My only real concern about this feud is the fact that Lesnar needs more wins. If they can delay gratification on Punk going over Lesnar for a spell, then we're golden, but I worry that WWE is going to consider Lesnar Teflon enough to absorb an early loss. That is the last thing either man needs. A sympathetic Punk, perhaps coming off of Heyman turning on him at MitB or SummerSlam, whenever they decide to hold this match, is the best possible outcome for this feud.
Alberto Del Rio and Dolph Ziggler
Alberto Del Rio slipped right back into his comfort zone last night. He never really clicked with his babyface character, but he managed to return to the qualities of his act that had people so high on his entry into the WWE without the excess baggage that came with his "destiny" mantra. A viscous Del Rio hell-bent on having respect and retaining his title is so much better than the cookie-cutter babyface act with the fake smile.

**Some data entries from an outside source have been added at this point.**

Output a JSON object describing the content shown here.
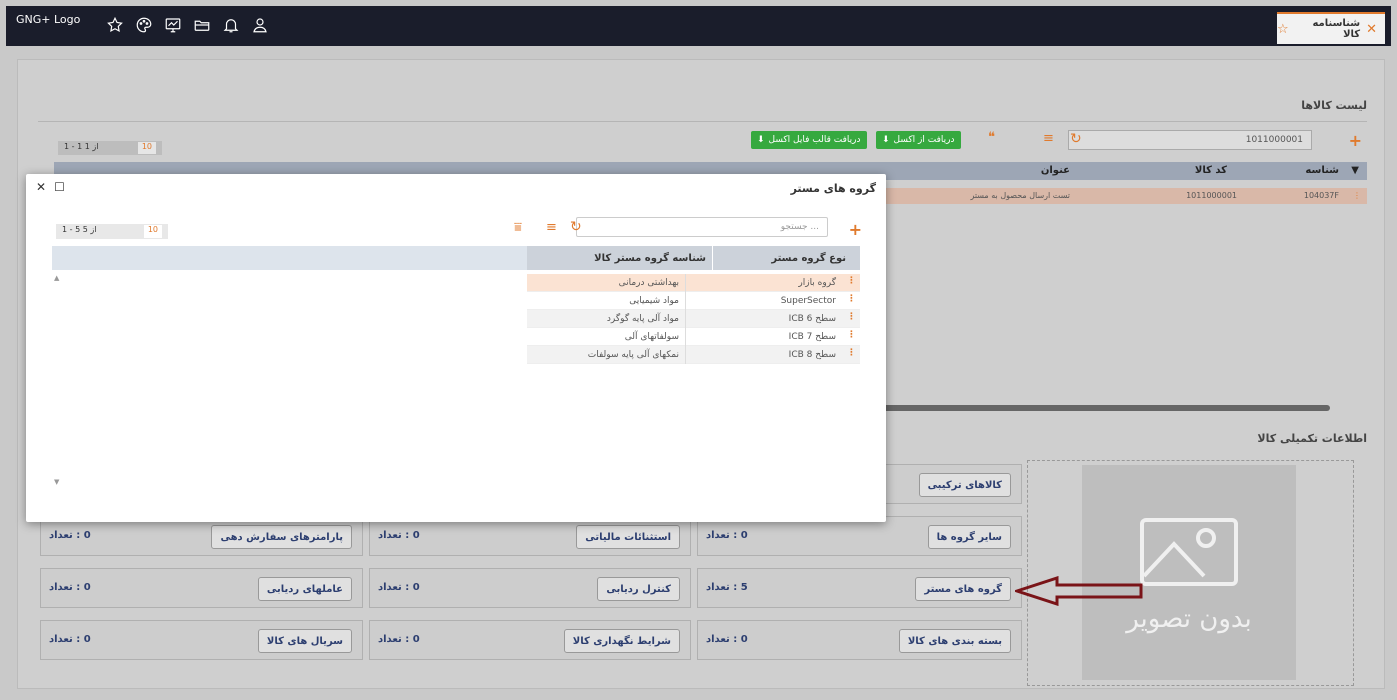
{
  "topbar": {
    "logo_text": "GNG+ Logo",
    "tab_label": "شناسنامه کالا"
  },
  "main": {
    "list_title": "لیست کالاها",
    "search_value": "1011000001",
    "btn_template": "دریافت قالب فایل اکسل",
    "btn_import": "دریافت از اکسل",
    "pager_range": "1 - 1 از 1",
    "pager_size": "10",
    "columns": [
      "شناسه",
      "کد کالا",
      "عنوان"
    ],
    "row": {
      "id": "104037F",
      "code": "1011000001",
      "title": "تست ارسال محصول به مستر"
    },
    "extra_title": "اطلاعات تکمیلی کالا"
  },
  "noimage_text": "بدون تصویر",
  "cells": {
    "combo": "کالاهای ترکیبی",
    "other_groups": "سایر گروه ها",
    "other_groups_count": "0 : تعداد",
    "tax": "استثنائات مالیاتی",
    "tax_count": "0 : تعداد",
    "order_params": "پارامترهای سفارش دهی",
    "order_params_count": "0 : تعداد",
    "master_groups": "گروه های مستر",
    "master_groups_count": "5 : تعداد",
    "tracking_control": "کنترل ردیابی",
    "tracking_control_count": "0 : تعداد",
    "tracking_factors": "عاملهای ردیابی",
    "tracking_factors_count": "0 : تعداد",
    "packaging": "بسته بندی های کالا",
    "packaging_count": "0 : تعداد",
    "storage": "شرایط نگهداری کالا",
    "storage_count": "0 : تعداد",
    "serials": "سریال های کالا",
    "serials_count": "0 : تعداد"
  },
  "modal": {
    "title": "گروه های مستر",
    "search_placeholder": "جستجو ...",
    "pager_range": "1 - 5 از 5",
    "pager_size": "10",
    "col_type": "نوع گروه مستر",
    "col_id": "شناسه گروه مستر کالا",
    "rows": [
      {
        "type": "گروه بازار",
        "id": "بهداشتی درمانی"
      },
      {
        "type": "SuperSector",
        "id": "مواد شیمیایی"
      },
      {
        "type": "ICB سطح 6",
        "id": "مواد آلی پایه گوگرد"
      },
      {
        "type": "ICB سطح 7",
        "id": "سولفاتهای آلی"
      },
      {
        "type": "ICB سطح 8",
        "id": "نمکهای آلی پایه سولفات"
      }
    ]
  },
  "colors": {
    "accent": "#e07a2d",
    "green": "#36a93f",
    "dark": "#1a1d2b",
    "arrow": "#7a1418"
  }
}
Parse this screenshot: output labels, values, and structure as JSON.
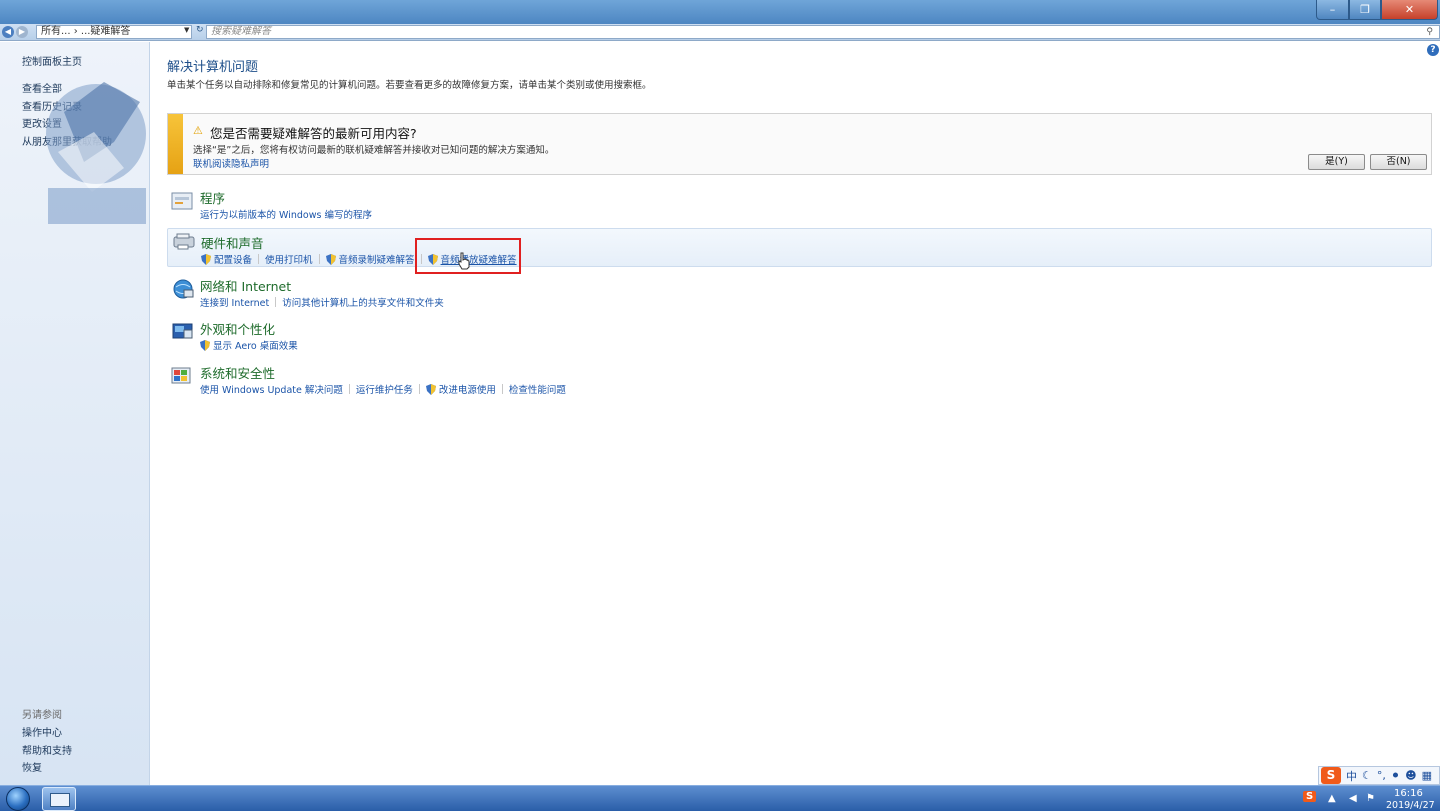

Heading into the evening, I thought it would be prudent for Dolph Ziggler to remain entirely off of the show, but his brief appearance and brawl with Del Rio worked for me. It firmly established that Del Rio is feuding with Ziggler rather than Punk, and it allowed Ziggler to get a brief babyface pop. The night was certainly more about allowing Del Rio to display his heel persona, but Ziggler's appearance was a nice supplement to that story.
Mark Henry and John Cena
Wow, this segment was amazing. Mark Henry is to be commended for his work here and the range he displayed in setting up the World's Strongest Slam on John Cena. It was thoroughly impressive and despite the little bits of foreshadowing from Twitter, Henry's promo, and the announce teams comments, I was able to suspend my disbelief and get drawn into the segment due to Henry's delivery. There's always something powerful about seeing a grown man cry.
In a similar vein, John Cena deserves credit for taking the segment seriously and selling it the way he did. Cena seemed to show a great deal of respect by letting Henry have the ring, and when Henry referenced him throughout his "retirement" speech, Cena kept his usual smirks and such to a minimum.
All around, this simple segment left me excited to see a feud between these two men, especially if they can keep up the sort of energy they created last night. I'm hesitant about the prospect of the two men actually wrestling as we've seen that match plenty of times in recent history, but there seems to be a lot of fun to be had with the build.
Last night's show was by no means perfect, the McMahon drama and the 1-800-Fella silliness was eye-roll-inducing bad, but WWE kept their momentum from Payback going and several of the feuds they set up are intriguing. Better yet, they managed to make several acts that were either losing their luster or were completely stale feel fresh again.